La drogue est un phénomène qui a pris une ampleur très importante à la fin des années 50. Ce mode de vie vient en particulier des étudiants issus de familles aisées de Californie. Ils rejettent le confort et la facilité, symbole de la société capitaliste, industrielle et mercantile de l'après-guerre, et recherchent un désir d'évasion vers la vie primitive. L'usage de drogues ,marijuana puis LSD, héroïne, etc... a été un raccourci catastrophique vers cette tentative d'évasion.

Puis elle existe pour elle-même, le nombre de toxicomanes augmente, l’indépendance s’installe et les passages drogues douce, drogue dure se multiplient.
L'affaiblissement des valeurs de référence et l'éclatement familial ont aggravé le problème en livrant des jeunes à une vie sans règles de base, ni soutien. La crise économique, ainsi que le chômage renforcent une morosité ambiante qui font désespérer les jeunes. ils ne savent quelle voie suivre.
Une nouvelle maladie fait irruption dans le monde entier, le SIDA. Elle est mortelle et il n'existe aucun traitement pour soigner cette maladie sexuellement transmissible. Au début, elle touchait 65% des homosexuels et 30% des toxicomanes, à cause de l’insuffisance d'hygiène, et de l’échange de seringues contaminées.
Cet ensemble de causes entraîne un sentiment d'impuissance chez les intervenants en toxicomanie et chez les responsables politiques d'où la création de "la pensée unique dominante" en matière de toxicomanie.
"La lutte contre la drogue est perdue.
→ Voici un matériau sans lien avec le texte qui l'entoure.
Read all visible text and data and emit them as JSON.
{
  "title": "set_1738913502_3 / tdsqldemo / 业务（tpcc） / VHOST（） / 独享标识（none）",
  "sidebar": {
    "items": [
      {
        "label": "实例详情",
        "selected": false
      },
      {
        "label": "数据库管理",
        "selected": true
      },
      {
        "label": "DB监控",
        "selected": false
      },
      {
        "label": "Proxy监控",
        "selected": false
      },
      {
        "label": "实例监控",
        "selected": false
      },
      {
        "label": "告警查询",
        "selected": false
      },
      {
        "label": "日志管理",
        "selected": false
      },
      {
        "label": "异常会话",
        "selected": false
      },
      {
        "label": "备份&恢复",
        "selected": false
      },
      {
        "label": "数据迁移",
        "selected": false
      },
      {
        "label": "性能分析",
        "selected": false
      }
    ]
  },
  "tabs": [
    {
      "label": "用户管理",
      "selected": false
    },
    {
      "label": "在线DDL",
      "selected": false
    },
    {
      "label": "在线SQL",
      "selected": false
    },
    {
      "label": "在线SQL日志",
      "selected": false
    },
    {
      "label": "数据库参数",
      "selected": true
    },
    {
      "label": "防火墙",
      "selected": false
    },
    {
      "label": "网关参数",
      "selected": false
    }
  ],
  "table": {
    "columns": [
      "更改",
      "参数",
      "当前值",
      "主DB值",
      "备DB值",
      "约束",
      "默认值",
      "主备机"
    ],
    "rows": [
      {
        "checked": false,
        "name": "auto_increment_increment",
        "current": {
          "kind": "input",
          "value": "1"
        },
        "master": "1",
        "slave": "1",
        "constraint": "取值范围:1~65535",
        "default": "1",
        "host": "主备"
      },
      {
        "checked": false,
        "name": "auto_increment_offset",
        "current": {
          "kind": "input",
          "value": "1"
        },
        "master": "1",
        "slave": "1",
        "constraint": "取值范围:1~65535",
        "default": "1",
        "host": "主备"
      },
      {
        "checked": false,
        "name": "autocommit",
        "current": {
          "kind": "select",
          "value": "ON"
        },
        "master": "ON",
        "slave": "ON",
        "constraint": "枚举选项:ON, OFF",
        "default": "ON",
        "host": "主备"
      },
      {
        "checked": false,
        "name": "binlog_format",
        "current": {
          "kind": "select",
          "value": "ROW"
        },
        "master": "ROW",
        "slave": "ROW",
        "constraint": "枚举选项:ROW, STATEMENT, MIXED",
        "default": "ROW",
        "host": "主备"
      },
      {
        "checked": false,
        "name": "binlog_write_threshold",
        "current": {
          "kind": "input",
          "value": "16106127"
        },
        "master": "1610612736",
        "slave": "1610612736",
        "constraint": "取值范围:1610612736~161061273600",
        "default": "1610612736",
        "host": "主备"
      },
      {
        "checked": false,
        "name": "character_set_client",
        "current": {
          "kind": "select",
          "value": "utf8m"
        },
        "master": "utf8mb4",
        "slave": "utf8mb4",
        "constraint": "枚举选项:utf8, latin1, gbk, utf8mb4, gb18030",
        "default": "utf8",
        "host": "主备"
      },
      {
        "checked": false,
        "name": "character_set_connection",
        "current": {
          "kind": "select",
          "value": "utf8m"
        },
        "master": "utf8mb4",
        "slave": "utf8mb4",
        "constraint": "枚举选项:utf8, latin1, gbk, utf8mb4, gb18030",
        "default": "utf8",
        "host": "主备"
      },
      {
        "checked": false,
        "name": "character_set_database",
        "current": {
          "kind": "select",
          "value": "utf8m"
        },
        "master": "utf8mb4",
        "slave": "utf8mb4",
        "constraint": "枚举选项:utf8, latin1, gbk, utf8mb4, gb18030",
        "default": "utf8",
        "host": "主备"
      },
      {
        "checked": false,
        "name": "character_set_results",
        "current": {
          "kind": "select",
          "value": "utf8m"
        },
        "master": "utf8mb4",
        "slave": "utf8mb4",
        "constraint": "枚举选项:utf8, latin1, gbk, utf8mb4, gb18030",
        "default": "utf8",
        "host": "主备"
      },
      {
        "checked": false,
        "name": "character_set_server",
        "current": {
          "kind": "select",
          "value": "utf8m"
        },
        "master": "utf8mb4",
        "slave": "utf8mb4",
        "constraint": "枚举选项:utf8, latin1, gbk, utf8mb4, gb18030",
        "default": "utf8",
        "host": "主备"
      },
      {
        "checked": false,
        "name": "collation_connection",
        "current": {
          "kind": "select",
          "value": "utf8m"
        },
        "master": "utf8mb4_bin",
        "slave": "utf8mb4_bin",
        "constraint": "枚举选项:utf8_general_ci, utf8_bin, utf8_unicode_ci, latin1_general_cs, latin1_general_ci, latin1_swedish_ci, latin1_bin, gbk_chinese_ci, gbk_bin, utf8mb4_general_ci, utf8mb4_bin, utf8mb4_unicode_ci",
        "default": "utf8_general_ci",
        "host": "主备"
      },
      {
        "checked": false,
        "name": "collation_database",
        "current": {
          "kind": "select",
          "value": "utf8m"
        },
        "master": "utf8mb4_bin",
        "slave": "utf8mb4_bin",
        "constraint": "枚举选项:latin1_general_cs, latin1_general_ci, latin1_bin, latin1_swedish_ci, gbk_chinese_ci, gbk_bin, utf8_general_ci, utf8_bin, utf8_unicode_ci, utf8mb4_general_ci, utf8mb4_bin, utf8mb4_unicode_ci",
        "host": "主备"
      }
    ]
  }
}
Il faut s'accoutumer à vivre avec la toxicomanie et se contenter d'en limiter les risques."
Etant un artiste engagé, Serge Gainsbourg est contre la drogue et le prouve par ses chants. Dans «Cannabis», il nous montre qu’il ne fait pas de différence entre les drogues ‘douces’ et ‘dures’.
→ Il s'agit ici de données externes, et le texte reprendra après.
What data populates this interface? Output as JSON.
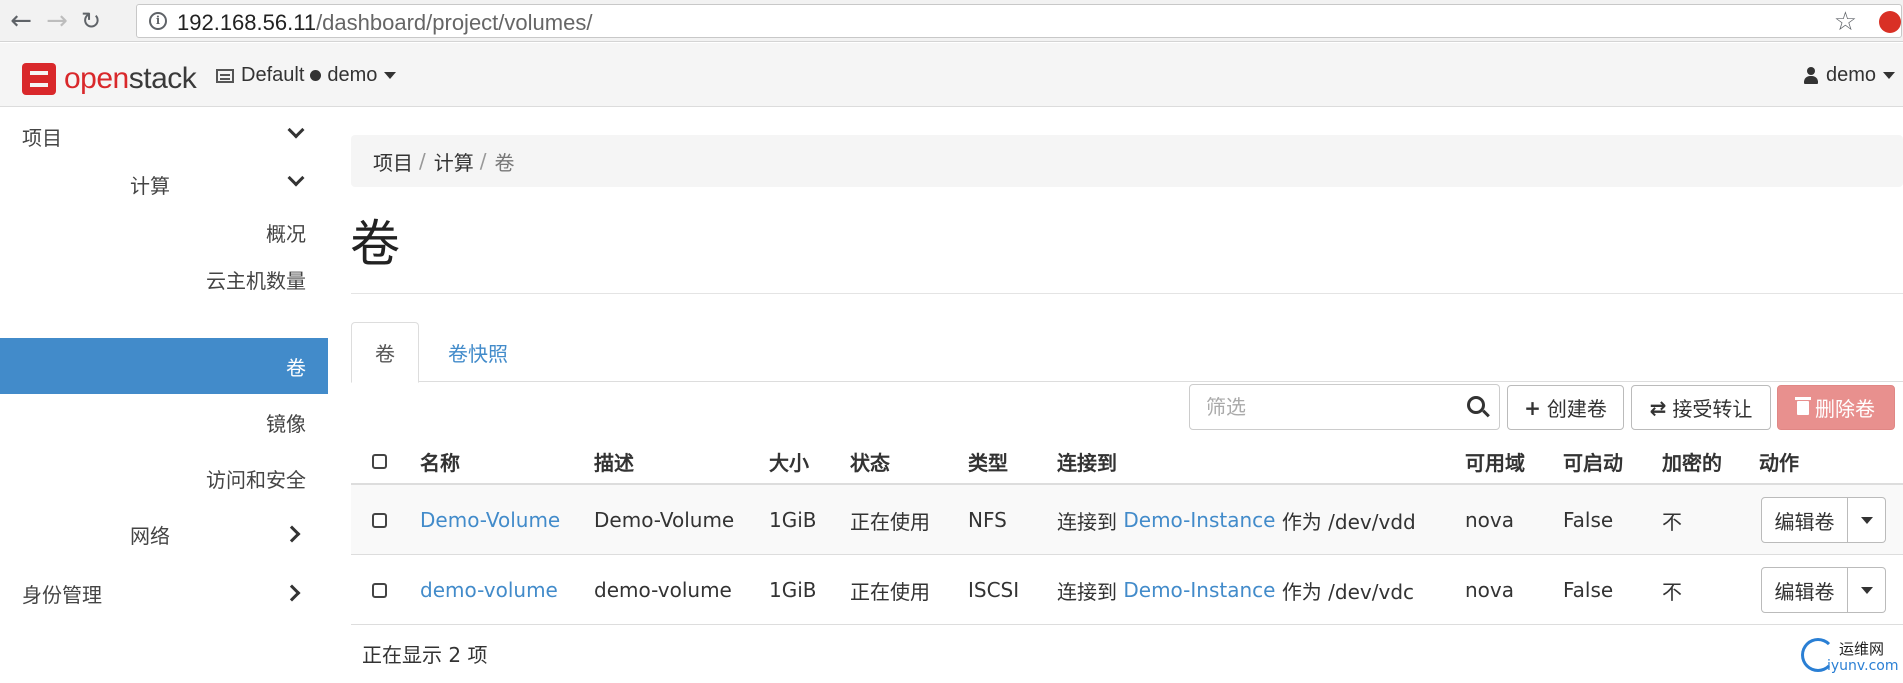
{
  "browser": {
    "url_host": "192.168.56.11",
    "url_path": "/dashboard/project/volumes/"
  },
  "header": {
    "logo_open": "open",
    "logo_stack": "stack",
    "domain": "Default",
    "project": "demo",
    "user": "demo"
  },
  "sidebar": {
    "items": [
      {
        "label": "项目",
        "level": 0,
        "expanded": true
      },
      {
        "label": "计算",
        "level": 1,
        "expanded": true
      },
      {
        "label": "概况",
        "level": 2
      },
      {
        "label": "云主机数量",
        "level": 2
      },
      {
        "label": "卷",
        "level": 2,
        "active": true
      },
      {
        "label": "镜像",
        "level": 2
      },
      {
        "label": "访问和安全",
        "level": 2
      },
      {
        "label": "网络",
        "level": 1,
        "expanded": false
      },
      {
        "label": "身份管理",
        "level": 0,
        "expanded": false
      }
    ]
  },
  "breadcrumb": [
    "项目",
    "计算",
    "卷"
  ],
  "page_title": "卷",
  "tabs": [
    {
      "label": "卷",
      "active": true
    },
    {
      "label": "卷快照",
      "active": false
    }
  ],
  "toolbar": {
    "filter_placeholder": "筛选",
    "create_label": "创建卷",
    "accept_label": "接受转让",
    "delete_label": "删除卷"
  },
  "table": {
    "columns": [
      "名称",
      "描述",
      "大小",
      "状态",
      "类型",
      "连接到",
      "可用域",
      "可启动",
      "加密的",
      "动作"
    ],
    "rows": [
      {
        "name": "Demo-Volume",
        "description": "Demo-Volume",
        "size": "1GiB",
        "status": "正在使用",
        "type": "NFS",
        "attach_prefix": "连接到",
        "attach_instance": "Demo-Instance",
        "attach_suffix": "作为 /dev/vdd",
        "az": "nova",
        "bootable": "False",
        "encrypted": "不",
        "action": "编辑卷"
      },
      {
        "name": "demo-volume",
        "description": "demo-volume",
        "size": "1GiB",
        "status": "正在使用",
        "type": "ISCSI",
        "attach_prefix": "连接到",
        "attach_instance": "Demo-Instance",
        "attach_suffix": "作为 /dev/vdc",
        "az": "nova",
        "bootable": "False",
        "encrypted": "不",
        "action": "编辑卷"
      }
    ],
    "footer": "正在显示 2 项"
  },
  "watermark": {
    "line1": "运维网",
    "line2": "iyunv.com"
  },
  "colors": {
    "accent": "#428bca",
    "brand_red": "#d9282b",
    "danger_button": "#e8908e"
  }
}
«La mort a pour moi le visage d'une enfant,
Au regard transparent,
Son corps habile au raffinement de l'amour,
Nous prendras pour toujours,
Elle m'appelle par mon nom,
Quand soudain je perds la raison,
Est ce un maléfice,
Ou l'effet subtil du cannabis.»
«La mort ouvrant sous moi
Ses jambes et ses bras,
S'est refermée sur moi,
Son corps m'arrache enfin les râles du
plaisir,
Et mon dernier soupir.»
Joseph et Olga Ginsburg, un couple russe fuyant la révolution d’Octobre, s’installent en France en 1921. Ce sont des gens cultivés et épris de musique. Installés à Paris, ils ont un premier enfant, Marcel, qui décède à 16 mois.
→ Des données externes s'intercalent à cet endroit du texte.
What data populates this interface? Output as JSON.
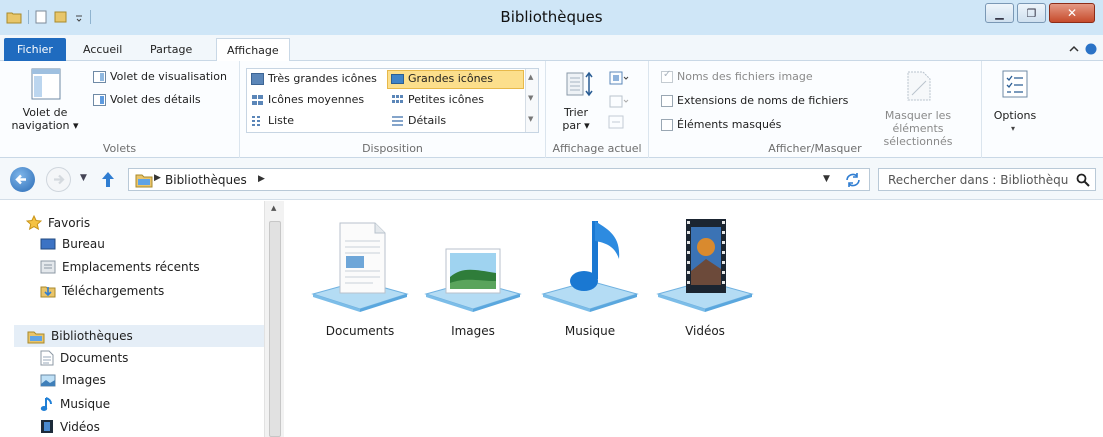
{
  "window": {
    "title": "Bibliothèques"
  },
  "ribbon_tabs": [
    {
      "label": "Fichier"
    },
    {
      "label": "Accueil"
    },
    {
      "label": "Partage"
    },
    {
      "label": "Affichage"
    }
  ],
  "ribbon": {
    "volets": {
      "group_label": "Volets",
      "nav_pane_line1": "Volet de",
      "nav_pane_line2": "navigation",
      "preview_pane": "Volet de visualisation",
      "details_pane": "Volet des détails"
    },
    "disposition": {
      "group_label": "Disposition",
      "items": [
        {
          "label": "Très grandes icônes"
        },
        {
          "label": "Grandes icônes",
          "selected": true
        },
        {
          "label": "Icônes moyennes"
        },
        {
          "label": "Petites icônes"
        },
        {
          "label": "Liste"
        },
        {
          "label": "Détails"
        }
      ]
    },
    "affichage_actuel": {
      "group_label": "Affichage actuel",
      "sort_line1": "Trier",
      "sort_line2": "par"
    },
    "afficher_masquer": {
      "group_label": "Afficher/Masquer",
      "checkboxes": [
        {
          "label": "Noms des fichiers image",
          "enabled": false
        },
        {
          "label": "Extensions de noms de fichiers",
          "enabled": true
        },
        {
          "label": "Éléments masqués",
          "enabled": true
        }
      ],
      "hide_selected_line1": "Masquer les éléments",
      "hide_selected_line2": "sélectionnés"
    },
    "options": {
      "label": "Options"
    }
  },
  "address": {
    "breadcrumb": "Bibliothèques",
    "search_placeholder": "Rechercher dans : Bibliothèqu..."
  },
  "nav_pane": {
    "favorites": {
      "label": "Favoris",
      "items": [
        {
          "label": "Bureau",
          "icon": "desktop-icon"
        },
        {
          "label": "Emplacements récents",
          "icon": "recent-places-icon"
        },
        {
          "label": "Téléchargements",
          "icon": "downloads-icon"
        }
      ]
    },
    "libraries": {
      "label": "Bibliothèques",
      "items": [
        {
          "label": "Documents",
          "icon": "documents-icon"
        },
        {
          "label": "Images",
          "icon": "pictures-icon"
        },
        {
          "label": "Musique",
          "icon": "music-icon"
        },
        {
          "label": "Vidéos",
          "icon": "videos-icon"
        }
      ]
    }
  },
  "content": {
    "items": [
      {
        "label": "Documents",
        "icon": "documents-library-icon"
      },
      {
        "label": "Images",
        "icon": "pictures-library-icon"
      },
      {
        "label": "Musique",
        "icon": "music-library-icon"
      },
      {
        "label": "Vidéos",
        "icon": "videos-library-icon"
      }
    ]
  },
  "colors": {
    "file_tab": "#1f6bbf",
    "titlebar": "#cfe6f7",
    "selection": "#fcdf8c"
  }
}
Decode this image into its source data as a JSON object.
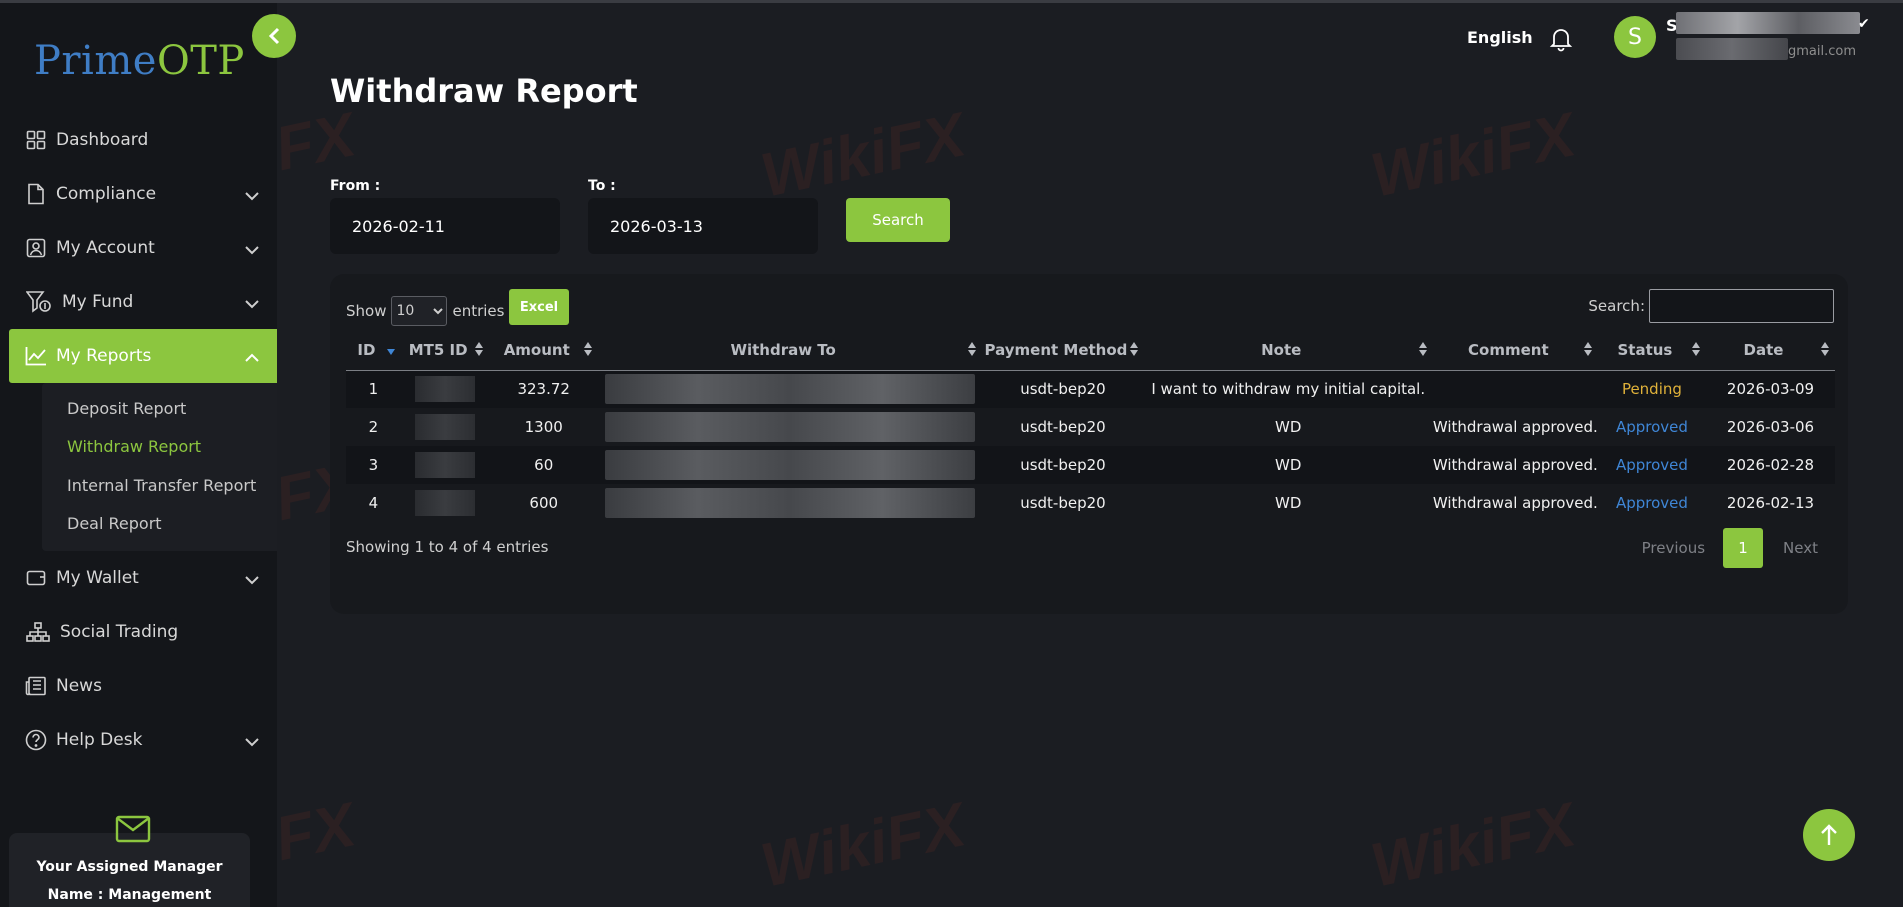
{
  "brand": {
    "part1": "Prime",
    "part2": "OTP"
  },
  "header": {
    "language": "English",
    "avatar_initial": "S",
    "user_name": "S",
    "user_email": "gmail.com"
  },
  "sidebar": {
    "items": [
      {
        "label": "Dashboard",
        "icon": "dashboard-icon"
      },
      {
        "label": "Compliance",
        "icon": "document-icon"
      },
      {
        "label": "My Account",
        "icon": "user-icon"
      },
      {
        "label": "My Fund",
        "icon": "fund-icon"
      },
      {
        "label": "My Reports",
        "icon": "chart-icon"
      },
      {
        "label": "My Wallet",
        "icon": "wallet-icon"
      },
      {
        "label": "Social Trading",
        "icon": "network-icon"
      },
      {
        "label": "News",
        "icon": "news-icon"
      },
      {
        "label": "Help Desk",
        "icon": "help-icon"
      }
    ],
    "reports_sub": [
      "Deposit Report",
      "Withdraw Report",
      "Internal Transfer Report",
      "Deal Report"
    ],
    "manager_title": "Your Assigned Manager",
    "manager_name": "Name : Management"
  },
  "page": {
    "title": "Withdraw Report"
  },
  "filter": {
    "from_label": "From :",
    "from_value": "2026-02-11",
    "to_label": "To :",
    "to_value": "2026-03-13",
    "search_label": "Search"
  },
  "table": {
    "show_label": "Show",
    "entries_label": "entries",
    "page_size": "10",
    "excel_label": "Excel",
    "search_label": "Search:",
    "headers": [
      "ID",
      "MT5 ID",
      "Amount",
      "Withdraw To",
      "Payment Method",
      "Note",
      "Comment",
      "Status",
      "Date"
    ],
    "rows": [
      {
        "id": "1",
        "amount": "323.72",
        "method": "usdt-bep20",
        "note": "I want to withdraw my initial capital.",
        "comment": "",
        "status": "Pending",
        "date": "2026-03-09"
      },
      {
        "id": "2",
        "amount": "1300",
        "method": "usdt-bep20",
        "note": "WD",
        "comment": "Withdrawal approved.",
        "status": "Approved",
        "date": "2026-03-06"
      },
      {
        "id": "3",
        "amount": "60",
        "method": "usdt-bep20",
        "note": "WD",
        "comment": "Withdrawal approved.",
        "status": "Approved",
        "date": "2026-02-28"
      },
      {
        "id": "4",
        "amount": "600",
        "method": "usdt-bep20",
        "note": "WD",
        "comment": "Withdrawal approved.",
        "status": "Approved",
        "date": "2026-02-13"
      }
    ],
    "info": "Showing 1 to 4 of 4 entries",
    "pager": {
      "previous": "Previous",
      "current": "1",
      "next": "Next"
    }
  },
  "watermark": "WikiFX",
  "colors": {
    "accent": "#8cc63f",
    "pending": "#e0b23a",
    "approved": "#3f86d6",
    "background": "#1b1d22",
    "sidebar": "#14161a"
  }
}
En 1927, Jacqueline vient remplacer cet enfant perdu. Puis c’est au tour de Liliane et de Lucien de naître ensemble, à Paris, le 2 avril 1928
Etant le seul garçon de la famille, Lucien grandit avec sévérité. Son père joue du piano dans les cabarets et exige de son fils une parfaite éducation scolaire et musicale. Les Ginsburg habitent le 9e arrondissement de Paris, rue Chaptal, un quartier populaire et touristique, vivant et bruyant. Enfant sage, Lucien passe sa scolarité sans problème. On le dit poli et réservé. Il apprend le piano avec son père.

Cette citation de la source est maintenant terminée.